The engineering and the big industrial guys say, "That's not here. Who cares about [consumer applications]?" But I think that's where the growth is going to happen. The [3D printing] industry isn't going to be the one that's going to make this into everybody's home. It's going to be the consumer that's going to want that.

Until we work out what the consumer wants, it's going to be very hard to predict what makes that jump over the chasm, but something like scanning selfies -- the ultimate selfie! You can imagine, "3D Print Yourself, taking photographs, making the photograph, a 2D image, into 3D.

You can imagine. I was talking to someone today. Their grandfather just passed away. You take an old photograph of that man that's passed away and make that picture into an object that you can actually touch. There's an emotive connection.

It sounds funny, but there is an emotive connection with the likes of 3D printing that you don't get in the industrial sense with metal and some of the other plastics.

I would say that it's a combination of the industrial side getting better materials and better machines and a better ecosystem, and on the consumer side, who knows? Who knows what's going to make it, but something like scanning objects, using your phone, using the scanner of your iPad, and getting that.

Intel [is] coming out with all these 3D [printer] chips. Google [is] coming out with the Tango project, where it's a hand-held device that does full scanning. Something like that is going to cause one of those things to jump over. I believe that's where we're going to see the real propagation of it -- and education.
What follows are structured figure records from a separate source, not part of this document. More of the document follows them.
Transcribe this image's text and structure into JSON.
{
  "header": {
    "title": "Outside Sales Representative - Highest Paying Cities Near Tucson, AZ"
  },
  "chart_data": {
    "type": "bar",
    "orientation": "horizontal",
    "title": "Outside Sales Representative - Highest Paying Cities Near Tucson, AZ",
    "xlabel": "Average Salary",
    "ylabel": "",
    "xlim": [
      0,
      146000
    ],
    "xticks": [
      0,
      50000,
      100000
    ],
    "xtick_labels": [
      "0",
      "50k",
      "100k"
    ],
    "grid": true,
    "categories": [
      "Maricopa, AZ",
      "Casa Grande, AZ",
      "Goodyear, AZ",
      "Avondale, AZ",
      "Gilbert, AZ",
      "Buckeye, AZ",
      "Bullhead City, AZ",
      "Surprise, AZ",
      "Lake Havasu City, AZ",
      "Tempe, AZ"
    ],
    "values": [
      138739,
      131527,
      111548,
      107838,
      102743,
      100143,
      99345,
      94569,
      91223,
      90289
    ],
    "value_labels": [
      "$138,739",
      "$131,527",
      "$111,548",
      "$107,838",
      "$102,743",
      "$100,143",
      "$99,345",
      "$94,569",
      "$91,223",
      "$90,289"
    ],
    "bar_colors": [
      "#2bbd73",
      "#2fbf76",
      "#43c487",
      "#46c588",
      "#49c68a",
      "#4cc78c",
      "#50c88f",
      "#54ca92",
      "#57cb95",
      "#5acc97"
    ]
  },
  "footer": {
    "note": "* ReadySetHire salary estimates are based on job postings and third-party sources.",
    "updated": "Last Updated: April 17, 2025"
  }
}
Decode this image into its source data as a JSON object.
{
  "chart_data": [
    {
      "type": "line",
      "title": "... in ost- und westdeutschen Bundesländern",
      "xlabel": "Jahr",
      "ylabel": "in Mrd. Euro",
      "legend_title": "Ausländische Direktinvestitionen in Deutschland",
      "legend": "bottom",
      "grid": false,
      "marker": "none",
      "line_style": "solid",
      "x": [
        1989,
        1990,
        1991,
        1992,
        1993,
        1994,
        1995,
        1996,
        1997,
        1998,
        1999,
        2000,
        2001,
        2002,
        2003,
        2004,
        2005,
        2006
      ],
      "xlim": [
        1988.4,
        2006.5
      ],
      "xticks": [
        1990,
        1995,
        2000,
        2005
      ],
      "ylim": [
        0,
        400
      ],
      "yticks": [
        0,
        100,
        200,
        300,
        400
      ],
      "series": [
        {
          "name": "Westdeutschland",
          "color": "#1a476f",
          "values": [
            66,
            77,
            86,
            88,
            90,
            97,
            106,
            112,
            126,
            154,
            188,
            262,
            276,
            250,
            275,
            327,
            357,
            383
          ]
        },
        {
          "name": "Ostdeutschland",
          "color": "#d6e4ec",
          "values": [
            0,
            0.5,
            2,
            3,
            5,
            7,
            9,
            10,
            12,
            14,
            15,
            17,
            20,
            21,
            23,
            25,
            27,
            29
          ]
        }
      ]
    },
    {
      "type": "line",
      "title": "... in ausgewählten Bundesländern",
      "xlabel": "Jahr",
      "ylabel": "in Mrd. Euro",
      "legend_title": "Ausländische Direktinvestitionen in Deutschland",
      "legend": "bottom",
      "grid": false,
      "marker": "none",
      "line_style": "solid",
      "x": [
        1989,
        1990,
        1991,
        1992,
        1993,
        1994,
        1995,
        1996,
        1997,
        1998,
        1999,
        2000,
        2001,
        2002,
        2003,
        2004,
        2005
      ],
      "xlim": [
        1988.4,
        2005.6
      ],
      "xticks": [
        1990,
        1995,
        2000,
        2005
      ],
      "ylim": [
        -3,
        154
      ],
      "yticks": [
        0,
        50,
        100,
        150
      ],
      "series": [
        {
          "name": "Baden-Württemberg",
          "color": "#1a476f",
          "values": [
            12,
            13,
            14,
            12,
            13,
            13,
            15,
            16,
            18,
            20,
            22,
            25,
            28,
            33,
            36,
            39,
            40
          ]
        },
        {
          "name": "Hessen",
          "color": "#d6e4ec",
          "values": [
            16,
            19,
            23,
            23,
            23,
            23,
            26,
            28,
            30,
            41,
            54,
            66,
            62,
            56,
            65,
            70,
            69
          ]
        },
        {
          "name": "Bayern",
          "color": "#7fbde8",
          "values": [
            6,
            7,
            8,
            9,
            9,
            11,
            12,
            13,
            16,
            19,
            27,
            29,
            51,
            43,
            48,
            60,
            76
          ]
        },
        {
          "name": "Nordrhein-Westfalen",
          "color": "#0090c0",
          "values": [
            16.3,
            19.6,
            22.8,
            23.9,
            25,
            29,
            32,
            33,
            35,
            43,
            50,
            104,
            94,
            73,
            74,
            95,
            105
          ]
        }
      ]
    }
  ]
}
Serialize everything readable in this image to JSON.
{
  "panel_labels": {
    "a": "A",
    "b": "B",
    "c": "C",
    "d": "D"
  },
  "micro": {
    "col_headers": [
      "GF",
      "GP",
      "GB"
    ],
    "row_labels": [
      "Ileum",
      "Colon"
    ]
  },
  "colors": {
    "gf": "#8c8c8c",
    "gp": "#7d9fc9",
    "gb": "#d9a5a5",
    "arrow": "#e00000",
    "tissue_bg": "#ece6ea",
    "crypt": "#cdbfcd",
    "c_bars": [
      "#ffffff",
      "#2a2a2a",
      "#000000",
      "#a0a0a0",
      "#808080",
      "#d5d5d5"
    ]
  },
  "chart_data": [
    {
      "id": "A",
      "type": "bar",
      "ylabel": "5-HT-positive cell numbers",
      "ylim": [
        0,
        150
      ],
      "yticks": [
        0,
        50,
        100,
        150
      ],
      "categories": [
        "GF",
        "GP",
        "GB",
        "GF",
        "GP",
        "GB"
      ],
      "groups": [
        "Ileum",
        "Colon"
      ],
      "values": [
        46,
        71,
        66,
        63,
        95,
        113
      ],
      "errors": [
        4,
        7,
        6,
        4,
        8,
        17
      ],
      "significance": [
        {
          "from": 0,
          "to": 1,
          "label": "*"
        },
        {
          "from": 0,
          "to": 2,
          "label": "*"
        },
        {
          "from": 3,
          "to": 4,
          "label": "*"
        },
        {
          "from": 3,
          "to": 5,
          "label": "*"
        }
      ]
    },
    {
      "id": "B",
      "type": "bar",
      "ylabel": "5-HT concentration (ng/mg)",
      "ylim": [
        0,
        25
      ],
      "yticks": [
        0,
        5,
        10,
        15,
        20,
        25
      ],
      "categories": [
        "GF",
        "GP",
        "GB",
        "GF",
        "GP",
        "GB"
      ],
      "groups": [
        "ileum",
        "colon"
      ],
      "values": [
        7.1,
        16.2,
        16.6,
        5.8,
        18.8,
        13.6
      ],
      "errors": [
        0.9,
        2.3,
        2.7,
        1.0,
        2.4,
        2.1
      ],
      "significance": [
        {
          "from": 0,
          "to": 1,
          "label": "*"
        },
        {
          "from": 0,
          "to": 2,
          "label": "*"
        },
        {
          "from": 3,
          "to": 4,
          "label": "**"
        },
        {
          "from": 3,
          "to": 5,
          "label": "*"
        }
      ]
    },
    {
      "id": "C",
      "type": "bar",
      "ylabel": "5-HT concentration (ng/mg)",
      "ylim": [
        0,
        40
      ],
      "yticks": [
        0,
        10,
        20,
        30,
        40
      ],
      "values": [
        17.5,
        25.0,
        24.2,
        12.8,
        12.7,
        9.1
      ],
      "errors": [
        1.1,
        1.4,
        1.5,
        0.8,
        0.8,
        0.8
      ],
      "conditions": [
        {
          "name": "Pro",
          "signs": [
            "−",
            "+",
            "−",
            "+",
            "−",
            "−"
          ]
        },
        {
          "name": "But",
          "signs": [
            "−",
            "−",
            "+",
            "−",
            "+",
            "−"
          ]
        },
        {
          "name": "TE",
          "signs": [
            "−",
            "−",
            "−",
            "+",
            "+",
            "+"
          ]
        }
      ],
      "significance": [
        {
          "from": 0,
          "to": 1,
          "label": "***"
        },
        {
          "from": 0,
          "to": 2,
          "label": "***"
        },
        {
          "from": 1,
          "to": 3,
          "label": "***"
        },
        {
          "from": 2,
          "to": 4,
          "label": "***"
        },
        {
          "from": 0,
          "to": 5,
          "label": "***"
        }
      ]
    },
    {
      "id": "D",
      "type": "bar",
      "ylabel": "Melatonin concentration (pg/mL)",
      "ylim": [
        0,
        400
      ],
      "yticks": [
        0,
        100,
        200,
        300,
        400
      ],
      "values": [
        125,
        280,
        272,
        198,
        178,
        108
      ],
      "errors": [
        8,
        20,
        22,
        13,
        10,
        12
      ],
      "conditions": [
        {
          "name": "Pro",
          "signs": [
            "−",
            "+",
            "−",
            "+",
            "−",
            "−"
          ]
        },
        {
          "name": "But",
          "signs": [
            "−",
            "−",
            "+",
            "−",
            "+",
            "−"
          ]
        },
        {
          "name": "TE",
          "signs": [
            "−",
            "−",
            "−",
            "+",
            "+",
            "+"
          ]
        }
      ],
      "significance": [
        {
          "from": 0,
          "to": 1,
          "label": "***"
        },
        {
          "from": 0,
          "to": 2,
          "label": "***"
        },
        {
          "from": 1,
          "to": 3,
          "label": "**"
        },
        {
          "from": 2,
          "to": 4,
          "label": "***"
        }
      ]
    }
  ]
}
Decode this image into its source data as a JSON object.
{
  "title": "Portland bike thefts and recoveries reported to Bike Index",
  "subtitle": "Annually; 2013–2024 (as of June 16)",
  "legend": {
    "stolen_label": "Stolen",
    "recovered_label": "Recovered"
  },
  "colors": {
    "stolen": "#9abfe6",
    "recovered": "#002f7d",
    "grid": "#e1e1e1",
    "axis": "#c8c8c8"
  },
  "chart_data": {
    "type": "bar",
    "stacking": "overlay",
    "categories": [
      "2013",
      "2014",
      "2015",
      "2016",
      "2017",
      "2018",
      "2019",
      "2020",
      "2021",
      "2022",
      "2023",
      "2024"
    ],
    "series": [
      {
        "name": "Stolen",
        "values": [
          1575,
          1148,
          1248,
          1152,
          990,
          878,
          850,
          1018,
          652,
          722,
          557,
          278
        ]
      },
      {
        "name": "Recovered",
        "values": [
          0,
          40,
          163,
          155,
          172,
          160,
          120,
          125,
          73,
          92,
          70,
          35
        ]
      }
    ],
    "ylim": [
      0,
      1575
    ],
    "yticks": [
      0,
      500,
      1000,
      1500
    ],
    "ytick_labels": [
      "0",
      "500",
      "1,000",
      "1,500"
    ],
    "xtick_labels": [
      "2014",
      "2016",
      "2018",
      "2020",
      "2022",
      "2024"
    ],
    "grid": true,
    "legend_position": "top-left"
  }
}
If you can have a printer in your [child's] school, then parents who can afford to buy a [3D] printer, they're going to want to have their kid do the best at school so they're going to have a printer at home so when they're doing a project, printing out a sword, printing out something from Excalibur, printing out a battle scene at Gettysburg, printing something that you want to show in color for a project.

The parent says, "I want my kid to have that at home. I'm going to get the printer for home." It's going to be the likes of that, that's going to pull the industry along on the consumer side.

The potential, I think, is massive. It's a very undefined term, but with the likes of 400,000 printers going into China schools, you're talking about millions and millions of printers at the consumer level.

Heller: And millions of users too, if you think about it. Hundreds of thousands of printers could be millions of users, so there's a huge future workforce, if you will, of people that are going to be educated with 3D printing all the way through, from kindergarten all the way up. By the time they hit the workforce, it's going to be a mature technology for them.

MacCormack: Yes, it's a classic case where you get people in education. The kids go through, who are used to using the technology, used to designing, used to failing faster.

The other word that people are always using is democratizing innovation. People are always banging on about it, but what that really means is that you're allowing a kid in the classroom to invent.

Some kids aren't going to want to do that. They're writers, or they're into English or history, and they're not going to want to do that. But the ones that are into that, they're going to want to come up with their own ideas, and they're going to invent faster and they're going to fail faster.

It is going to be an exponential growth, and that's the thing. It's not a linear growth, it's an exponential growth. That's all going to be triggered by 3D printing.